54% of luxury travel and hospitality executives say private aviation will have “more of a central role,” according to, The Future of Private Travel Report from VistaJet
A survey conducted in December on behalf of VistaJet with over 650 travel and hospitality executives focused on High New Worth consumers found private aviation will have a higher profile role in the more significant travel history moving forward.
The study included representatives from luxury hotels and resorts, tour operators, travel agents, and travel designers worldwide.
More than half (54%) said private jets would play a more central role moving forward, compared to 20% who said the same as before and 26% who see a smaller part.
Related: New survey of new private jet users shows 96% expect to continue using private aviation post-COVID-19
The enthusiasm for private jets is perhaps not particularly surprising. While private jet charter operators saw business climb to better than 90% of pre-COVID-19 levels by the end of 2020, it was not so for the broader luxury travel industry.
43% saw revenue drop by at least 90%
Over three quarters (77.8%) of executives surveyed said their businesses saw net revenue fall by more than 60% last year. A staggering 43% saw revenue drop by at least 90%.
What’s more, nearly two-thirds (65.5%) said they expect a slow recovery from the COVID-19 pandemic despite the ongoing vaccination effort. Eighty-three percent (83%) have at least some concern that customers will be unwilling to travel if they have to undergo more hassle in doing so.
One European travel advisor told the researchers, “Adaptability is the key. You need to be able to flex your offering and approach at very short notice due to the significant changes being made on a weekly basis.”
Travel designers said the ever-changing restrictions on international travel is causing clients to focus more on domestic destinations.
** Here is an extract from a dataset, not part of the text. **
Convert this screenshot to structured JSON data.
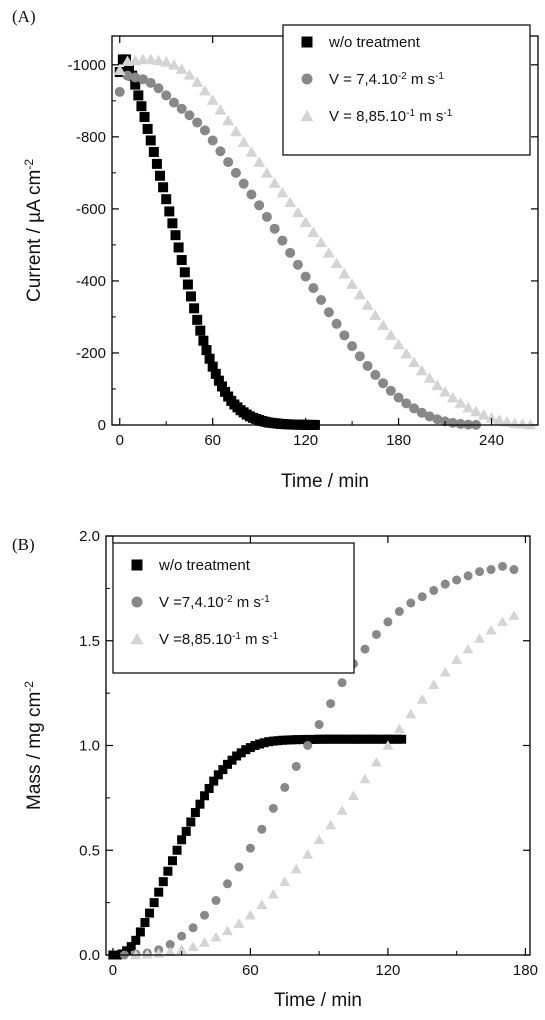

Separately, research from Wing-X, Argus TRAQPak, and Tuvoli have shown U.S. second-home destinations such as the Hamptons on Long Island’s East End, Cape Cod, Aspen, and South Florida.
Don’t expect discounts
For the broader luxury travel industry, the COVID pandemic has meant cutting capacity. Researchers said many businesses had put strategic plans on halt. The vast majority of businesses (89%)
are maintaining or reducing capacity. Only 11% are increasing inventory in the coming months.
As might be expected, marketing is taking a hit. While 27% of those surveyed are planning to increase their marketing budget, 44% have reduced spending. Just 29% holding steady.
However, don’t expect a flood of deals. Two-thirds (66%) are holding steady with pricing. The rest are increasing pricing instead of cutting rates by a nearly two-to-one margin (22% to 12%).
To appeal to COVID-19 era consumers, 94.4% said they have or are considering changes to cancelation policies, although many felt they had little choice. Some 62% said they had created new products, with another 22% saying new products and services are in the works. What’s more, more businesses are increasing their focus on HNW customers, with 62.2% planning to target wealthier consumers.
Over 9 in 10 companies have taken specific action in two key areas – improving the customer experience (96.4% taking at least ‘some action’) and delivering a safer experience (94.2% taking at least ‘some action’).
More private jet partnerships
Putting a spotlight on private jet companies, 86.5% said they had increased collaborations with other providers. More than half (54%) reported partnerships “played a vital role in mitigating the impact of the pandemic.”
Expect more partnerships between private aviation providers and luxury travel companies in the future. Industry partnerships will be more important in the future, according to 78.8% of executives. Some 83% said these relationships are “useful for introductions to new customers.” A similar 83% said they are helpful for brand positioning.
The research also showed customers are increasingly expecting their providers to offer partner benefits (74.5%). Hence 70.2% told the researchers will look to establish new partnerships in the next 12 months.
Travel agents were the biggest pool of respondents (56%), followed by hotel executives (19%) and tour operators (12%). Respondents were split between Europe (49%), Asia (20%), North America (19%), the Middle East (9%), and South America (3%).